Our panelist Yvonne Cuaresma is a California native with an M.A in Food Studies from NYU. She is the founder of The Climate Journal Project, a space and practice to alleviate environmental anxiety and fears. The project addresses the intersection between wellness and environmentalism — helping people nurture internal healing as a way to strengthen planetary healing — particularly through a climate focused journal practice. A series of climate journal books are available on their website – The Climate Journal Project. In her free time, Yvonne enjoys cooking plant-based foods, surfing, and hanging out with her friends, family and of course, her dog Amelia.
Our panelist Adam Sacks, Bio4Climate’s Executive Director, has had careers in education, holistic medicine, computer technology, politics and advocacy.
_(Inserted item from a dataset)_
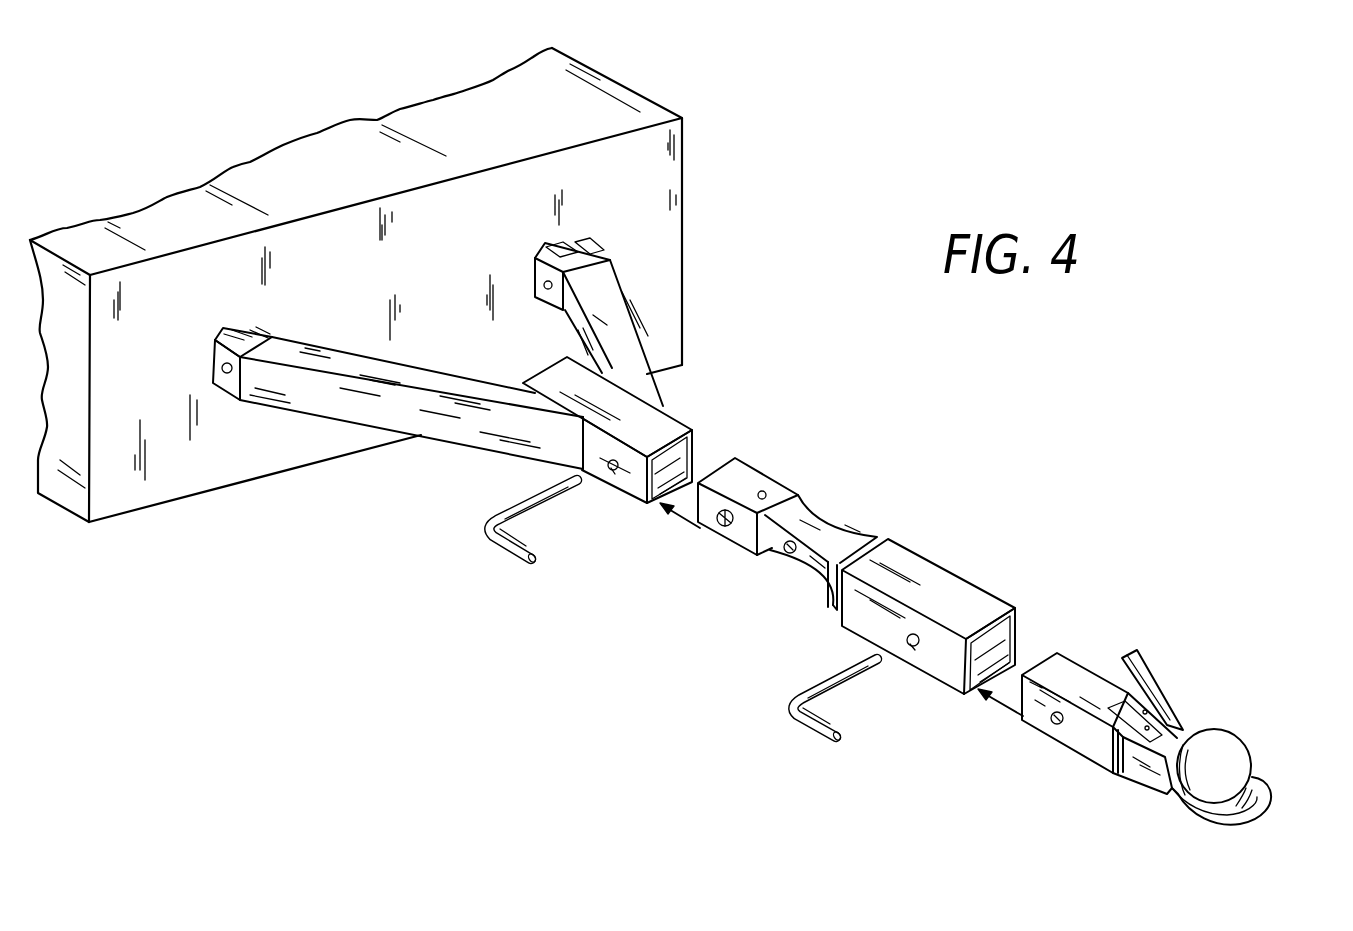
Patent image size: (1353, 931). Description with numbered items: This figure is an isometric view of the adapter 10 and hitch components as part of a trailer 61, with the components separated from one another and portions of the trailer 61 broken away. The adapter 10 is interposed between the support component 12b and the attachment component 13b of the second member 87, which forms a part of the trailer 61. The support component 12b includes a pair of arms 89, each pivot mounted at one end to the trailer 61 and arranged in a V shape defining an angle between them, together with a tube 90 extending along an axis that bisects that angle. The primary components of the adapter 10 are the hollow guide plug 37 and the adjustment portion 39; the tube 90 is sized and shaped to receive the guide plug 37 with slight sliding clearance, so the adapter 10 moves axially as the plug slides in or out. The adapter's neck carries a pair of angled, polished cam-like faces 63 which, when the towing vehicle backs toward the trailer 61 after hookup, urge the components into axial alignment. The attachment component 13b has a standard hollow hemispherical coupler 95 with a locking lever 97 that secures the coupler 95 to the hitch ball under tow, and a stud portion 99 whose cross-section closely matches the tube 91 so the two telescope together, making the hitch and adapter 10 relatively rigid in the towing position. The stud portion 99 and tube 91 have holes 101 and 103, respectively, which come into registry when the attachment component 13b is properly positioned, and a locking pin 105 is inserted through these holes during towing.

For five years he directed a non-profit that worked with communities invoking basic democratic and constitutional principles to oppose detrimental local corporate activity. He has been a climate activist since 1999 and has been studying and writing about Holistic Management since 2007. He holds an Ed.D. from the University of Massachusetts and an N.D. (Naturopathic Doctor) from Bastyr University. On the side he is an artist and writer. His primary goal is regeneration of biodiversity and a livable planet, and promoting the essential role of young people in addressing current ecological challenges.